McQueen – East End Bad Boy

Bad Boy – Enfant Terrible – Exzentriker – Skandalöser Fashion-Prolet – Hooligan of English Fashion, so lauteten die Bezeichnungen, mit denen Alexander Mc Queen in seinem leider viel zu kurzem Leben asoziiert wurde.

Für alle die nicht mit dem Mainstream schwimmern, wird er wohl für immer „The King of British Fashion“ bleiben.

Geboren wurde Lee Alexander McQueen in South London, übersiedelte aber bereits im zarten Alter von einem Jahr mit seiner Familie ins Londoner East End, beides bekannterweise nicht unbedingt die nobelsten Gegenden. Als Sohn eines schottischstämmigen Taxifahrers, wuchs er als jüngstes Kind neben fünf Geschwistern, davon drei Schwestern auf, für die er schon in sehr jungen Jahren Kleider schneiderte und so wohl auch sein Talent und die Liebe zum Modedesign entdeckte.

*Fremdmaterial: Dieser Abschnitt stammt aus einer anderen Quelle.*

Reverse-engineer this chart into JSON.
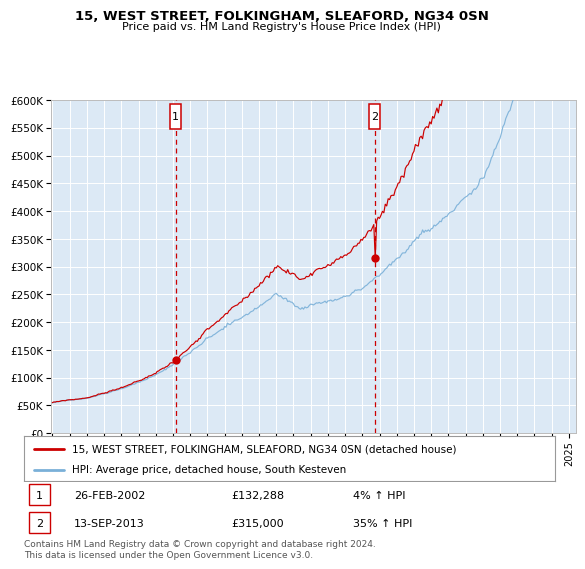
{
  "title1": "15, WEST STREET, FOLKINGHAM, SLEAFORD, NG34 0SN",
  "title2": "Price paid vs. HM Land Registry's House Price Index (HPI)",
  "legend_line1": "15, WEST STREET, FOLKINGHAM, SLEAFORD, NG34 0SN (detached house)",
  "legend_line2": "HPI: Average price, detached house, South Kesteven",
  "annotation1_year": 2002.15,
  "annotation1_value": 132288,
  "annotation2_year": 2013.71,
  "annotation2_value": 315000,
  "ylim_min": 0,
  "ylim_max": 600000,
  "bg_color": "#dce9f5",
  "outer_bg": "#ffffff",
  "hpi_color": "#7ab0d8",
  "price_color": "#cc0000",
  "dashed_color": "#cc0000",
  "grid_color": "#ffffff",
  "footer_text": "Contains HM Land Registry data © Crown copyright and database right 2024.\nThis data is licensed under the Open Government Licence v3.0."
}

Seine Ausbildung zum Herrenschneider erhielt er in der Savile Row, wo dieses Handwerk zum Exzess hochstilisiert wird – zurecht – die Savile Row ist die Wiege der Herrenschneiderei. Seine erste Lehrstelle befand sich bei Anderson & Shepherd, hier arbeitete er auch an Sakkos für den Prince of Wales (Charles). Angeblich habe er in in das Jackenfutter des Thronfolgers „I am a Cunt“ (was ich hier nicht übersetze) eingenäht – die Sakkos wurden aus dem Buckingham Palace zurückgeholt und man fand exakt gar nichts. McQueen allerdings, war seine Lehrstelle los – unbeeindruckt wechselte er zum schärfsten Konkurrenten des Unternehmens, Gieves & Hawkes. Viele Jahre später wurde McQueen der Orden des British Empire verliehen, von niemand geringerem als Prince Charles – McQueen soll verhalten gekichert haben.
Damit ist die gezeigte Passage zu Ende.